SQLite UNIQUE constraints really cannot be relied upon. I’ve now seen multiple cases of duplicates (sometimes dozens of the same row) because the database was damaged and so the index enforcing the constraint didn’t work. Recovering such databases is not straightforward because building a new database will fail due to constraint violations.

This occurs regularly? Is this new? Did the version of SQLite change?

That this would be common enough to include in release notes is amazing and amazingly depressing.
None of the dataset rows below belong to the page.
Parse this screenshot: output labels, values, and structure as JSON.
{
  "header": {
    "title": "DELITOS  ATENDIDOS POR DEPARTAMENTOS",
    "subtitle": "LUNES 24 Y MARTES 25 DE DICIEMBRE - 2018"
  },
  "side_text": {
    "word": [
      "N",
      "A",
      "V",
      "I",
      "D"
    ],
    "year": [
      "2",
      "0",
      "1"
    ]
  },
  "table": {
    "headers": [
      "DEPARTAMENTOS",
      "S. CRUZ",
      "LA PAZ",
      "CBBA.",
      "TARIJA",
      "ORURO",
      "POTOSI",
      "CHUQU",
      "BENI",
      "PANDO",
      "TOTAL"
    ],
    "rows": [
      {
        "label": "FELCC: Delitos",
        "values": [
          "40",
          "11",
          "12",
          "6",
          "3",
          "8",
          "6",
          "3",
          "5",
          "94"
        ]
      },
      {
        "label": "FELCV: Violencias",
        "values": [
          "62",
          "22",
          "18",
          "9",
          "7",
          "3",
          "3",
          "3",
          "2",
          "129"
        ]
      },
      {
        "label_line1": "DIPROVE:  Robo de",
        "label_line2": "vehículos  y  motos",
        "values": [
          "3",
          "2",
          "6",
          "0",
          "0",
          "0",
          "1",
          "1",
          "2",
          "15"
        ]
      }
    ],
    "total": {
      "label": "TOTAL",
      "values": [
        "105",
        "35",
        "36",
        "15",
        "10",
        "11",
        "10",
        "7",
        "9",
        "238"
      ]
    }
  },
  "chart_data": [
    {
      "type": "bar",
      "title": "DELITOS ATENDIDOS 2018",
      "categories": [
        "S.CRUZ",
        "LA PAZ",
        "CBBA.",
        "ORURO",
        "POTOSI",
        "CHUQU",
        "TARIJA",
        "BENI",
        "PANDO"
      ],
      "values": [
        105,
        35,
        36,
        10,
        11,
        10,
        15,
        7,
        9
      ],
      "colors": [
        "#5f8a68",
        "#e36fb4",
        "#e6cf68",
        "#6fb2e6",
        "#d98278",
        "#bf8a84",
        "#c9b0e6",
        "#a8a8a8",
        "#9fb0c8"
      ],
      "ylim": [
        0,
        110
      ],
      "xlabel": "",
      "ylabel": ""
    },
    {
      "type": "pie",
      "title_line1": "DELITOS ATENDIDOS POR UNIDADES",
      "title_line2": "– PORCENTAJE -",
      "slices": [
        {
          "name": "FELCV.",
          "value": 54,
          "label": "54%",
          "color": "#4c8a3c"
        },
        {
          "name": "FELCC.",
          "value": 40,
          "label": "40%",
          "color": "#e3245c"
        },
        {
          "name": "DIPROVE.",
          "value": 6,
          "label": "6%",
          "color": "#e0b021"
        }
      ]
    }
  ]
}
@Ruffin It’s not common or new. I’ve been seeing this now and then since SQLite 2. I presume it’s because the drive/SSD is not fully reliable rather than anything to do with SQLite. I also used to see customers with damaged plist files all the time, even when using atomic writes. It’s depressing, and I’m not sure why these issues aren’t discussed more. But, context: the posts here are my development notes, not the release notes.

Wes Campaigne

Regarding @retroactive, in the Swift Evolution proposal related to that, it mentions that you can suppress the warning in a backwards-compatible way by fully-qualifying all the type names in the extension declaration.

@Wes Thanks! That’s kind of obscure, like suppressing GCC warnings by adding extra redundant parens. I wish Swift had a real preprocessor so that we could, e.g., conditionally compile out stuff that the old compiler doesn’t understand.